A series of colorful satellite maps of the lights in the post-Soviet states at night is available at http://himmelwerft.livejournal.com/3759.html. Commentary on what they show can be found both there and conveniently for those with slower connections --because the maps themselves are not included -- at http://contrtv.ru/common/2578/.
According to the Living Journal writer, the Russian Federation which included the industrial core of the former Soviet Union suffered less from the collapse of that country than did many of the others, although regional changes in development are clearly visible from space at night.
Smaller Russians cities and rural areas have gone dark as industries there have declined and people have moved to Moscow and St. Petersburg. The extreme North, which suffered the most initially, is now coming back. But the cities along the Trans-Siberian railroad, the “golden chain” tying the country together, have not.
One regions where the lights have gone off and stayed off is war-torn Chechnya and the other troubled republics of the North Caucasus, locations which lit up the night sky two decades ago but which now are almost completely dark and, Moscow’s claims to the contrary, show no signs of brightening anytime soon.
Ukraine and Moldova have seen their capital cities become brighter but the other parts of these two countries have slipped into the dark.
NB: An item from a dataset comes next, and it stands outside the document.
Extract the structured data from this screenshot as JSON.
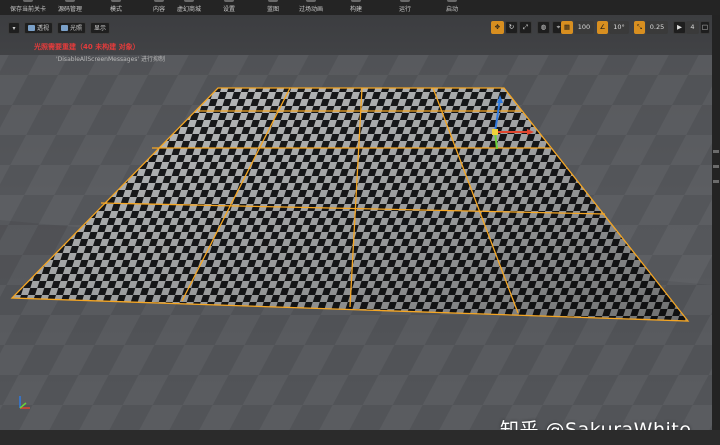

Troubled Georgia has gone dark except for the dimming lights of Tbilisi and the increasingly bright ones of its Black Sea ports. Armenia too has darkened over the decade.
But “the most interesting thing” these maps show, the Russian author says, is what is taking place in Azerbaijan. There, relative stability and the rapid growth of that country’s oil industry has allowed it to light up the sky, with Baku becoming the new bright star, one waxing even faster than the two Russia capitals.
Across the Caspian, the lights have dimmed throughout Central Asia. Rural areas there are now even darker than they were, the maps suggest, and while the cities have grown in population, they have not expanded industrially and thus in terms of the kind of power consumption that would allow them to stand out from the surrounding darkness.
But perhaps the greatest “concentration” of new lights in this enormous region is to be found in the Baltic countries. Having severed most of their economic ties to the former Soviet republics and linked their fate to Europe, Estonia, Latvia and Lithuania are now tied to the latter by a chain of bright lights visible from space.
Forty years ago, Western students of the Soviet Union were often advised to make their first visit to that country by flying at night from London to Moscow. For the first hour or so after take-off, such passengers could look down and see the bright lights of Western European countries.
Then when they crossed the intra-German border, they would notice that the lights had dimmed, and when they reached Poland, the lights would grow still fainter. Finally, when the flights carrying these academic specialists crossed the Polish-Soviet border, the land below would be almost dark -- until they reached the Soviet capital.
Now, with these new and remarkably detailed satellite maps, those who track developments in the post-Soviet states have a better or at least more “objective” way to assess the situation, although this measure too must be supplemented by other data to provide a full picture of just what is going on.